Chinese property prices
While the Chinese economy and the Chinese investment market are like no other on the international stage, with undue control exerted by the government, it was interesting to see that China’s politburo confirmed house price increases were sticking. There had been concerns that demand for property investment was beginning to wane and this would weigh heavily upon the economy in the short to medium term.
Quote from PropertyForum.com : “Price growth in the residential property market in Hong Kong has slowed as measures designed to cool the market take hold. Data from the Land Registry shows that residential transaction volume slumped 28.1% month on month, with only 4,534 sales recorded in March.”
The Chinese authorities have now promised to increase support for the economy and the real estate sector which is something that was particularly unexpected by investors. There was a feeling that the Chinese authorities would let the economy drift back and consolidate at lower levels and this would obviously have had an impact upon property prices and demand. Interestingly the authorities also focused upon “human centred” urbanisation which in simple terms means development of inner-city areas where perhaps properties have fallen into bad repair.
Future property development
The fact that the Chinese politburo has expressed an interest in expanding the real estate market in China was obviously well-received by investors in Chinese property developers. There had been concerns that both national and regional authorities would attempt to cap any rise in property prices and indeed there were widespread concerns about the health of the Chinese economy.
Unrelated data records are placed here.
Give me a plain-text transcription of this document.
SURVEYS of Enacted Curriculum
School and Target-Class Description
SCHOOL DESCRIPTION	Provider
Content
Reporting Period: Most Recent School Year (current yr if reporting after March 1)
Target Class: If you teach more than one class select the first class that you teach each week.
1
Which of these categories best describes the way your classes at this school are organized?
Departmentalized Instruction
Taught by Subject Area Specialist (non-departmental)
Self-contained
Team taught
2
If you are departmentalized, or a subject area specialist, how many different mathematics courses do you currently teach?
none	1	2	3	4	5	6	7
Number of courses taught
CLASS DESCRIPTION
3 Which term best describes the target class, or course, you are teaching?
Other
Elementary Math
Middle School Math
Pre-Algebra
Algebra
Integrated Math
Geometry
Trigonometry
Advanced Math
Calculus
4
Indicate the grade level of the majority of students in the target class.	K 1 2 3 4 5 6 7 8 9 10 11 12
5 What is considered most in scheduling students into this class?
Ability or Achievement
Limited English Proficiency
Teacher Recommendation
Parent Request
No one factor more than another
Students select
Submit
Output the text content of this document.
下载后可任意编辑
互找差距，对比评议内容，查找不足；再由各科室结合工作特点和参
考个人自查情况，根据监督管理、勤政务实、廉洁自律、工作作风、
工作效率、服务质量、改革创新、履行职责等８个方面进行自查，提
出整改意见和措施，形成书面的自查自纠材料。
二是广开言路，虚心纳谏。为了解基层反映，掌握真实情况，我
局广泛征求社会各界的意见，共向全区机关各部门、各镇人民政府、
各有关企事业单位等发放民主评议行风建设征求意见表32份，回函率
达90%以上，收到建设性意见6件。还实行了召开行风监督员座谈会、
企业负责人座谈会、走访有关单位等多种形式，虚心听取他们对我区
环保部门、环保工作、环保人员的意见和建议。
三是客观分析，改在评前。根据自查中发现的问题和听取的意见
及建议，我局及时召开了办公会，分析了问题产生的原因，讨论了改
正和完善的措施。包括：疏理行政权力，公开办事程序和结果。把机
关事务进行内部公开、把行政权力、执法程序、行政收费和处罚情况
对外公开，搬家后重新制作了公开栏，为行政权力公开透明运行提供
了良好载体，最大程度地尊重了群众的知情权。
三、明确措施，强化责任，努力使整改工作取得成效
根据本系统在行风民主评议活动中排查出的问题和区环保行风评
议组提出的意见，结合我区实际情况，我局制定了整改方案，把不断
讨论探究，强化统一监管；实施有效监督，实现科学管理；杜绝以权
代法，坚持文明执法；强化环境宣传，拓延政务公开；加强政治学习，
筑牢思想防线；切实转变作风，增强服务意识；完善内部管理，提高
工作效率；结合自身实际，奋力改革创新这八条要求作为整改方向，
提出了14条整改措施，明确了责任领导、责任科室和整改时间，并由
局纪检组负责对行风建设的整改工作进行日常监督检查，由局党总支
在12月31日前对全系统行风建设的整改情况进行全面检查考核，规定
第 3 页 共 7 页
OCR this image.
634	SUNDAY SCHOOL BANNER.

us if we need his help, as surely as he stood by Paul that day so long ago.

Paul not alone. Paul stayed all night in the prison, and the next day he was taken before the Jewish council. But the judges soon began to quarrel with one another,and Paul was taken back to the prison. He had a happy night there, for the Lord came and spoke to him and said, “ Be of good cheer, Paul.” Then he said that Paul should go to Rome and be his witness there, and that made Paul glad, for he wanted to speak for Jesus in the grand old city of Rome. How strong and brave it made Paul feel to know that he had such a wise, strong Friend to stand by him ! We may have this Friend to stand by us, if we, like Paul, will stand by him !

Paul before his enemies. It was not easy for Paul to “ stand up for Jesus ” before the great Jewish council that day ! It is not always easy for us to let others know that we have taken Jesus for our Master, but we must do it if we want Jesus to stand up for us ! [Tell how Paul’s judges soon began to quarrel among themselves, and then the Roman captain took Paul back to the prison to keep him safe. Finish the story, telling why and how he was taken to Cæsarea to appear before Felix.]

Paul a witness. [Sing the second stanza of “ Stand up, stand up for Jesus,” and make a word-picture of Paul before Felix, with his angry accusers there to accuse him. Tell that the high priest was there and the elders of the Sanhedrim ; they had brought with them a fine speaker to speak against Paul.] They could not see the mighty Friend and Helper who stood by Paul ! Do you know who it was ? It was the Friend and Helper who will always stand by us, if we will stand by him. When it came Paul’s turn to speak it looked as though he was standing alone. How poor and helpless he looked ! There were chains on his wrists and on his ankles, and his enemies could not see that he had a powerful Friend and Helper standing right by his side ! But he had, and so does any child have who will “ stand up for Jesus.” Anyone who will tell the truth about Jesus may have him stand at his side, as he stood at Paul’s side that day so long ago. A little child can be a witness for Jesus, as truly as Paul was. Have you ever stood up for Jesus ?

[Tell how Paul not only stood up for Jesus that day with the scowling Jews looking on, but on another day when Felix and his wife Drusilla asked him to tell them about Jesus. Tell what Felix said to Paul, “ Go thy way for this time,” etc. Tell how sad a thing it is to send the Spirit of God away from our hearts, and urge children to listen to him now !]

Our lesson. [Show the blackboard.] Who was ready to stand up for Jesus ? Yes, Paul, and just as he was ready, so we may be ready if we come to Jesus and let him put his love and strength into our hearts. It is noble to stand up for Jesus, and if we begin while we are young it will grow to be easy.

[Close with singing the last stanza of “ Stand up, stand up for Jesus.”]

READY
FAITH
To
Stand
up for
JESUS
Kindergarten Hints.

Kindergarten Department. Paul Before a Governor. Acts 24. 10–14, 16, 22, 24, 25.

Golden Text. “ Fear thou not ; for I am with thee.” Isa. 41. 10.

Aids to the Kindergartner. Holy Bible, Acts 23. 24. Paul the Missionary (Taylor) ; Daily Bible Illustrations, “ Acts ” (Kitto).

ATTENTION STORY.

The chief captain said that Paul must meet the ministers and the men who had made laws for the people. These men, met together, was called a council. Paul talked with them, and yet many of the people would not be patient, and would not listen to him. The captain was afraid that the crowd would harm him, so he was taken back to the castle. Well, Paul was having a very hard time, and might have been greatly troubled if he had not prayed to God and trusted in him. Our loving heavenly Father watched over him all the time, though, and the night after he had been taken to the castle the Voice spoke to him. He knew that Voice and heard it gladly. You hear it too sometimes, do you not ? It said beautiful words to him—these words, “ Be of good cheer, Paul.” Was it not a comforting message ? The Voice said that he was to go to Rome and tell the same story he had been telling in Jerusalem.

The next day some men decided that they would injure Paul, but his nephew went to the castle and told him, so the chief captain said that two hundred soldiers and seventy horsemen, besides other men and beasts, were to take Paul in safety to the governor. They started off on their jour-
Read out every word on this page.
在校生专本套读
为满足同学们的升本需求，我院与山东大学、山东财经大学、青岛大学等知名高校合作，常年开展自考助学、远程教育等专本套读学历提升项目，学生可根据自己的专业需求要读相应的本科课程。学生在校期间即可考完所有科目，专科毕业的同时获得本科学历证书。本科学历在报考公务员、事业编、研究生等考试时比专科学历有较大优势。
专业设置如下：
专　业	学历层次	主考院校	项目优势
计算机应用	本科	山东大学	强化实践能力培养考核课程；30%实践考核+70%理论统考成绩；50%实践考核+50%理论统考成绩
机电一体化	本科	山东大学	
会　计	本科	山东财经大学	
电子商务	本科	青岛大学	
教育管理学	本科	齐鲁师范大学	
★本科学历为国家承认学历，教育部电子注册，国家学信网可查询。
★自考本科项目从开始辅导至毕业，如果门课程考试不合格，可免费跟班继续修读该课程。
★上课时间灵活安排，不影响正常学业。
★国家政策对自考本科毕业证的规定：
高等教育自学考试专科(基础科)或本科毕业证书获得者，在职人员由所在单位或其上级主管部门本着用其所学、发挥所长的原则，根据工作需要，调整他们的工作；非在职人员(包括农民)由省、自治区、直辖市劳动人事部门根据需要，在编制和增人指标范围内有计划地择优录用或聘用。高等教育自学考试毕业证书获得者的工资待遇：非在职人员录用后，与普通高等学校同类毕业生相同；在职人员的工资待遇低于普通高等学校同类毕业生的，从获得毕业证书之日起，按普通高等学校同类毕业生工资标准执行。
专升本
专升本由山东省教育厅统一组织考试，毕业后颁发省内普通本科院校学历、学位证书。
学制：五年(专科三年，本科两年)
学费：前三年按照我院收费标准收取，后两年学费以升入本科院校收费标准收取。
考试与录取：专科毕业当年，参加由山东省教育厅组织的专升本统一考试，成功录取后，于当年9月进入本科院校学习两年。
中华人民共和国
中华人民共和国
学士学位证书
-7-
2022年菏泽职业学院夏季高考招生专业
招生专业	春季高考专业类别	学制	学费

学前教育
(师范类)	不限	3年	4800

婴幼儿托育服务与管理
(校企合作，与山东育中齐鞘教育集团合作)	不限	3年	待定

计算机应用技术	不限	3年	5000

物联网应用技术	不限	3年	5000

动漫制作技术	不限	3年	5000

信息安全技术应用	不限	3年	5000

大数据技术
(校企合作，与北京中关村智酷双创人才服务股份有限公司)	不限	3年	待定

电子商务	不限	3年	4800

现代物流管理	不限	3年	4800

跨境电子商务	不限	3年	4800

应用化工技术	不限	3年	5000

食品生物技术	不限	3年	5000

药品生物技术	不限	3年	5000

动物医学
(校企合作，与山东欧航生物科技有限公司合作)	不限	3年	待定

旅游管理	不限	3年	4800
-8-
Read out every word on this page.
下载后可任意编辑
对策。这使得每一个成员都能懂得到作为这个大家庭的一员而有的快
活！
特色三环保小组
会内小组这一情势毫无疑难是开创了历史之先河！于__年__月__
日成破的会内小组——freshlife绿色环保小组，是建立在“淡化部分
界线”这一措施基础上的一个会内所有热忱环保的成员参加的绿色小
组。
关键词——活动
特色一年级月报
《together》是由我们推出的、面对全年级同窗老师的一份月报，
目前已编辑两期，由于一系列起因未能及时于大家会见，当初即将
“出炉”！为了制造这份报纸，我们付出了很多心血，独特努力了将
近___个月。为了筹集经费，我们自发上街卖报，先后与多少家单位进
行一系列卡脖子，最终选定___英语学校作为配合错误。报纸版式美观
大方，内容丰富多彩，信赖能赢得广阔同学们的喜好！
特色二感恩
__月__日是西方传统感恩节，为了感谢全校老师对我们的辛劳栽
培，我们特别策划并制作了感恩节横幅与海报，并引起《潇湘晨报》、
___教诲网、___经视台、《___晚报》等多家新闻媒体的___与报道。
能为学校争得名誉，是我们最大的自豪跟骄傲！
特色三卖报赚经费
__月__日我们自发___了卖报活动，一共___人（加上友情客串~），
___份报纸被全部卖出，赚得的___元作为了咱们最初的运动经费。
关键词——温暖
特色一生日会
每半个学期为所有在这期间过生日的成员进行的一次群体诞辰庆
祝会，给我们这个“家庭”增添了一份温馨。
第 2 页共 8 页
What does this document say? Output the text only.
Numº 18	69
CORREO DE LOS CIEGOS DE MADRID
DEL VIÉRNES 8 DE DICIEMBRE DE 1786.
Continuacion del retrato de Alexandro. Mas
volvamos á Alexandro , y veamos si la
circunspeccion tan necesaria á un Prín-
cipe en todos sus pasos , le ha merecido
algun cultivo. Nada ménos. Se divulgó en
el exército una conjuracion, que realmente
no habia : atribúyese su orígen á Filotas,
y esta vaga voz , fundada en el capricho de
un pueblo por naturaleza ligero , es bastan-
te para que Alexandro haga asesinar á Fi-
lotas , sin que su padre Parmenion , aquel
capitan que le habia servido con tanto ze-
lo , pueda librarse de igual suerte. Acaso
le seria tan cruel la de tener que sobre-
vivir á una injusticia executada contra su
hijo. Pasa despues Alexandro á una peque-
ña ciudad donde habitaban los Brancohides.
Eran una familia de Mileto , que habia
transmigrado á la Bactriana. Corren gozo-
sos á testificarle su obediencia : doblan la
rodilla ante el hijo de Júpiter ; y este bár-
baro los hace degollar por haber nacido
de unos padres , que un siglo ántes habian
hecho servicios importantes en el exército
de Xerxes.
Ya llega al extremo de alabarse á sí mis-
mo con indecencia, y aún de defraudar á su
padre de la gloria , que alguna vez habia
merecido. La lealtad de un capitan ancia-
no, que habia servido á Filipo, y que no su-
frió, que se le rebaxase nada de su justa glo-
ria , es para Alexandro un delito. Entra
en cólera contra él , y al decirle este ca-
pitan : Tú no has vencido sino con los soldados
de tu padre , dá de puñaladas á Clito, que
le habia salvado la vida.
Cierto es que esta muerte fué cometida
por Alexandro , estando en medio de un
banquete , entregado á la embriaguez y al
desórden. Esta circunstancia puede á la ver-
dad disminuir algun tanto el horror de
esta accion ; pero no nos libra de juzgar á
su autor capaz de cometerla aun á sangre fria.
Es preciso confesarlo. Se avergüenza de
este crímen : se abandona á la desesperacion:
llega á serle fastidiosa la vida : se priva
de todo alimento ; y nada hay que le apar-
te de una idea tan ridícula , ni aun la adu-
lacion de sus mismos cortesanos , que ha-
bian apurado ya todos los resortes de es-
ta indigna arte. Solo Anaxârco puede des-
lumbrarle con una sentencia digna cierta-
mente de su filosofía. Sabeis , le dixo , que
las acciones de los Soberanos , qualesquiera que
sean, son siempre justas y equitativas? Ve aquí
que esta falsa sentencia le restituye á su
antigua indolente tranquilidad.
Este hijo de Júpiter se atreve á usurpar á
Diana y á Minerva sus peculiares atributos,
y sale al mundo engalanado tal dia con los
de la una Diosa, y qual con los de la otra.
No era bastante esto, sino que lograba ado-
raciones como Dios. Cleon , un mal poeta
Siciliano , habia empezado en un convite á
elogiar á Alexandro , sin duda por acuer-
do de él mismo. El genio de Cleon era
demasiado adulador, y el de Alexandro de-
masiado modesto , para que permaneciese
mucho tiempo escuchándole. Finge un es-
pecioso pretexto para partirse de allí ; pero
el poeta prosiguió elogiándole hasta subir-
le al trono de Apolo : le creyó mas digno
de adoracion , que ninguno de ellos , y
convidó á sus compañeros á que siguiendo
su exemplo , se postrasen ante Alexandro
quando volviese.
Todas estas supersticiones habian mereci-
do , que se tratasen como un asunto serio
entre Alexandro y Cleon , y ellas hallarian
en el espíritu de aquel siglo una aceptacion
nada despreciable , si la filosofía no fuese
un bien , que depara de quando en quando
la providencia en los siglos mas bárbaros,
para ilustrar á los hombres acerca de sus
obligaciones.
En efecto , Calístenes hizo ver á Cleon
It will be interesting to see whether international investors now look towards the Chinese property sector, both directly and indirectly, as some kind of “safe haven” in these difficult economic times. While London is one of your more traditional property safe havens there are other areas of the world which are now starting to attract significant investment by some of the best-known names in property development.
The Chinese economy
The authorities recently commented that the Chinese economy would be “steady” in the second half of 2013 which prompted the vast majority of economic forecasters to stick with growth expectations in excess of 7%. While this is a significant reduction from growth seen over the last few years, when you put it into perspective, and compared to less than 1% growth in Europe, we are perhaps worrying about nothing?
The Chinese economy will depend to a greater extent upon domestic demand and US trade in the short to medium term and hopefully by the time these two elements begin to wane the European debacle will be over and the worldwide trading arena will be back on a more even keel. In the meantime, demand for property in China is stronger than many had expected and new price rise introductions look as though they will stick – something which has surprised many people.